Carson Carroll | Issue Nine Interview


Tell us a bit about yourself, your background and your work

I am an interdisciplinary artist with a background in photography, and a recently found appreciation for repurposed plastic and a longing to be immersed in a space. My style and practice is continually evolving as I experiment with a variety of mediums, subject matter, and techniques of creating. But at the current moment one can find me in the studio documenting pieces of litter, scanning words of advice written on vintage postcards, and sewing large pieces of plastic together.

I grew up in the Lowcountry of South Carolina but went inland to earn my BFA from Winthrop University, and now reside on the border of the Carolinas. I come from a family of seven with four younger brothers, meaning my childhood was loud, loving, and chaotic. During my childhood I was lucky to learn about the importance of both family and connection, which can be found as influences in my work. Up until I went to college, I lived on the coast and I learned early on about the power of the ocean and our choices in regards to the environment.
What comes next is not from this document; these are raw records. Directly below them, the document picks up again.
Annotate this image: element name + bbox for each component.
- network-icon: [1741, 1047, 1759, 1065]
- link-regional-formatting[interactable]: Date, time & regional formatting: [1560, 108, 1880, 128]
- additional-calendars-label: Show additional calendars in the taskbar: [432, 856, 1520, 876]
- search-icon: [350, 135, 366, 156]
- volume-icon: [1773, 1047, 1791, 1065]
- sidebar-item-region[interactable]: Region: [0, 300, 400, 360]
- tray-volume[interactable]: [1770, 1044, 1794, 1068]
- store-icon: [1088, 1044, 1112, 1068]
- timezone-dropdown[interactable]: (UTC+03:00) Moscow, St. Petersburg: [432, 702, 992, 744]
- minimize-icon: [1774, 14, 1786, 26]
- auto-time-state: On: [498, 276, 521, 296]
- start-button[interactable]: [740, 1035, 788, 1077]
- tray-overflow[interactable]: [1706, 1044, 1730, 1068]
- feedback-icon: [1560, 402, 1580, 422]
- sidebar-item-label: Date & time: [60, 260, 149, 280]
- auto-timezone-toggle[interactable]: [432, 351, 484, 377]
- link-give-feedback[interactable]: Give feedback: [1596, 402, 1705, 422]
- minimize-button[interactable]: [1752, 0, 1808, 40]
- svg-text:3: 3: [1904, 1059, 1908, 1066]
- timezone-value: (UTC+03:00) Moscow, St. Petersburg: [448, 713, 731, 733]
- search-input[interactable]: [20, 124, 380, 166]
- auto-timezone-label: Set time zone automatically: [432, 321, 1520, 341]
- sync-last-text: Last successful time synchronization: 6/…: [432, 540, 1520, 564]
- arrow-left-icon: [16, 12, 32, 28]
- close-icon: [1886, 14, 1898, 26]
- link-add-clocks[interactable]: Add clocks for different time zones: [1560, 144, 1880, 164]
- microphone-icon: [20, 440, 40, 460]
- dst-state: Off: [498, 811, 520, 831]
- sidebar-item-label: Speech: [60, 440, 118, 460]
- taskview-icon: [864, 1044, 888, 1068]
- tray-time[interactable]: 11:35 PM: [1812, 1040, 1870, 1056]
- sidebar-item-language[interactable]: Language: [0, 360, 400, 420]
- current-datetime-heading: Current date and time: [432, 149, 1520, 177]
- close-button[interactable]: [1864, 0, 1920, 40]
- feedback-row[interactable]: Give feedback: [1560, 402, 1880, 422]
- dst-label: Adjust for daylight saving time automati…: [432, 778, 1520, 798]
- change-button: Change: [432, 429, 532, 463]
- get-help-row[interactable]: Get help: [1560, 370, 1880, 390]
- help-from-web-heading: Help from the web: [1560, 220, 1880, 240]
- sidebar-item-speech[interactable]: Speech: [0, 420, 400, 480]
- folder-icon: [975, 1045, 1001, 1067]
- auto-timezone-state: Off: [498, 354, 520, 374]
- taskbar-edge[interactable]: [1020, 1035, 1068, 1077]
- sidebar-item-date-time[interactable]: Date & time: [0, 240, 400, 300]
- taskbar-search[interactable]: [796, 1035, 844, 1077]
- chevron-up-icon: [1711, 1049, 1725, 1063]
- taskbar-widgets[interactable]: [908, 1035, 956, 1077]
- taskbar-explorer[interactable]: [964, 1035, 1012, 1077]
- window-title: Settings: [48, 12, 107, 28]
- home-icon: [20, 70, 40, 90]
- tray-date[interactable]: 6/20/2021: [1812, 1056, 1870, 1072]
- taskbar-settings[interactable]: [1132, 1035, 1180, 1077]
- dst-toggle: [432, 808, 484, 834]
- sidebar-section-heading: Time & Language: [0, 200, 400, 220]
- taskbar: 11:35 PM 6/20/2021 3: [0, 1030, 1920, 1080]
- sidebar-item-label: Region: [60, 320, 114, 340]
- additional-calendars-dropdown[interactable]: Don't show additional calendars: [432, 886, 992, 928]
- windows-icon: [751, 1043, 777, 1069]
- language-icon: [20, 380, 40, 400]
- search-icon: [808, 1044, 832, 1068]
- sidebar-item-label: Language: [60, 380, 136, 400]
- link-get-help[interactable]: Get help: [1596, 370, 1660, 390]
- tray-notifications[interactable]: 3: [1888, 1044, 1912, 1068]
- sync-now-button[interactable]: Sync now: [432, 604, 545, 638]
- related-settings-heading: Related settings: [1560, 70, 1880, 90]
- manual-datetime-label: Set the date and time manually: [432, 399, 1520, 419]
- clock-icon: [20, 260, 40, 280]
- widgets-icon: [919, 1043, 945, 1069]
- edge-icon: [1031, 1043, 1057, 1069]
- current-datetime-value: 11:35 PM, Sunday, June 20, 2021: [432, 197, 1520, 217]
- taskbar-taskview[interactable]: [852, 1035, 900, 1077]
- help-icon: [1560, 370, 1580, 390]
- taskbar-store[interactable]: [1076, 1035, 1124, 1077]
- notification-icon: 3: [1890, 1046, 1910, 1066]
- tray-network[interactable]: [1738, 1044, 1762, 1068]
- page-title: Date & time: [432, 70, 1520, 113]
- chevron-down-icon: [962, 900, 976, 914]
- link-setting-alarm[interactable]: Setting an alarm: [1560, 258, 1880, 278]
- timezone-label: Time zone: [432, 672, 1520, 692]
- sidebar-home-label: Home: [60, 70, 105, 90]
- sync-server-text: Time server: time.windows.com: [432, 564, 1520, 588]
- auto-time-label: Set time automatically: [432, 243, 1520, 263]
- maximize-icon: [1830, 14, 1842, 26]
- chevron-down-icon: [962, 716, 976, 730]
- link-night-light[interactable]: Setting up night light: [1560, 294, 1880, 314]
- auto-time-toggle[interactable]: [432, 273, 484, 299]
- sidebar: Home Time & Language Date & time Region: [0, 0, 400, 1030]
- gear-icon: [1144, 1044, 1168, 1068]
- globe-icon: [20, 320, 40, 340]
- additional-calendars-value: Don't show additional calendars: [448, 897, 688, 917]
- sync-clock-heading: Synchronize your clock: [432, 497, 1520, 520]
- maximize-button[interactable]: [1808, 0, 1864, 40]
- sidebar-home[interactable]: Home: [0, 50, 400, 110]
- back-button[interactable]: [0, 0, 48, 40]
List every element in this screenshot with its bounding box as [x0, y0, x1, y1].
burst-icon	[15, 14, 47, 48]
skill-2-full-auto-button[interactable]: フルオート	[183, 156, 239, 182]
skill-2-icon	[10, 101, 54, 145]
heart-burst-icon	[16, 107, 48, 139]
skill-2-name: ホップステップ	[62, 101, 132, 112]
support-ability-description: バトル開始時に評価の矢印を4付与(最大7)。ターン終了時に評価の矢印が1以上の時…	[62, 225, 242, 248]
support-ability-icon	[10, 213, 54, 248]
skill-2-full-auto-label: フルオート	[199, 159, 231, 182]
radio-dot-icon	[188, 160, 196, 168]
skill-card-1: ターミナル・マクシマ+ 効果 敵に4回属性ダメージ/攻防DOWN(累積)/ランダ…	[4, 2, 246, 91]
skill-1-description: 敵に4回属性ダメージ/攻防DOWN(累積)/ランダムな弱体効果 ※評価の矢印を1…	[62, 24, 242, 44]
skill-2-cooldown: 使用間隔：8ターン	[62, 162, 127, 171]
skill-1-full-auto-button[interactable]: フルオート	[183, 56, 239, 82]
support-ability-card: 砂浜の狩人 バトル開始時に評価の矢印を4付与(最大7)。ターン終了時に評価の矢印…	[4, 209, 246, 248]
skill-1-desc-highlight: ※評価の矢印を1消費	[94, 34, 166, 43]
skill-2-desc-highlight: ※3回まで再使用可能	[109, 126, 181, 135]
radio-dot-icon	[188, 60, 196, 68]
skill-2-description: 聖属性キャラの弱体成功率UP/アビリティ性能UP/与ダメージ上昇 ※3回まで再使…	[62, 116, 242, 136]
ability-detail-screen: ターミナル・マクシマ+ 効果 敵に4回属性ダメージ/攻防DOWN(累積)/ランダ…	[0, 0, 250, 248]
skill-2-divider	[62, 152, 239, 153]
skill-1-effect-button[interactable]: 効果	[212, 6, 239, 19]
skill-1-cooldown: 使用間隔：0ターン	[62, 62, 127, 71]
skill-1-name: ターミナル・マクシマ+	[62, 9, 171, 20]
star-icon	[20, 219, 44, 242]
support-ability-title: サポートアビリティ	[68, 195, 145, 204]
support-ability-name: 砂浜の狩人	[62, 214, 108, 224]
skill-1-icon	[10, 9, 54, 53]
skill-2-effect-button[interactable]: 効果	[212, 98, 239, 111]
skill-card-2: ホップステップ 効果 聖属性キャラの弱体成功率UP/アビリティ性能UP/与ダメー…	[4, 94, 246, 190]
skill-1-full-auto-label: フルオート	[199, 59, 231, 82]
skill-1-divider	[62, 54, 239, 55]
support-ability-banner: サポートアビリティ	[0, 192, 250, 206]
Both of which encouraged my most influential work, TIDES UP.

What potential do you feel artists have to help bring about change?

What I admire most about art, is the unlimited amount of choices an artist has available to make. Every time an artist picks up a pen, a brush, a roll of film, a piece of clay, a line of thread, and/or their own hands, they have an infinite amount of potential to bring about change. However, it is their choice on how much, or how little, and in what context the change occurs.

Tell us about the themes you purse in your work?

My work presented in Extinction deals with themes of environmental awareness and human impact, but in my other work one can find themes of memory, self-healing, and transition. Although I find my creative practice often shifting and covering a range of themes, underneath the constant change is the foundation of connection. I continually question how myself, the viewers, the subject, the material, the process and the space are all connected with one another. And while all of the previous aspects might change from one project to another, there is a thin thread that leads to connect them all together.

What art do you most identify with?

Despite my background being in photography, recently I have found myself identifying more with interactive installation art more than anything else. I I love being fully immersed in a space and being able to experience art with my whole being.

Is there something you couldn’t live without in your studio? What is your most essential tool?

I could not live without my sketchbooks. I always have a few lying around in my studio, in various bags, and in my car. My thoughts are constantly racing and in order to keep a hold of ideas and to calm my head I use sketchbooks. Doesn’t matter what I use to write in it as long as I have one at my side. Sketchbooks are my main source of organization during a project, but really anything that will allow me to capture and/or work through an idea such as the notes section in my phone, a napkin at lunch, and/or the ears of a fellow artist or friend is an essential tool for me. I am continually working with different subject matter and materials, so being able to create an archive of thoughts regarding a project, is key.

What place do you think artists have in the political sphere?

If artists choose to put themselves in the political sphere, then it is their job to both ignite and continue conversation surrounding issues brought up in that sphere.

What do you feel the role of artist and photographers is in society?

I think artist and photographers’ role in society is simply to respond. To respond to what is around them, respond to how the world makes them feel, respond to other people, and so on. In what way they respond and who they share their responses with, is up to the artist. A favorable aspect about being an artist is the ability to create dialogue. And while I think artists have an unlimited amount of choices when it comes to creating, I do hope they will choose to respond to the world around them in a way that will generate conversation.

Are there any upcoming exhibitions or projects in the works?

I am working on a continuation of my coastal pollution project, but this time the litter comes from the state mandated walking/hiking/running/biking trails in the area where I currently live. With the new segment of this project I hope I will not only be able to continue to bring awareness to environmental issues, but that I will also be able to evolve the research and making process that I established when I created my work from the coast.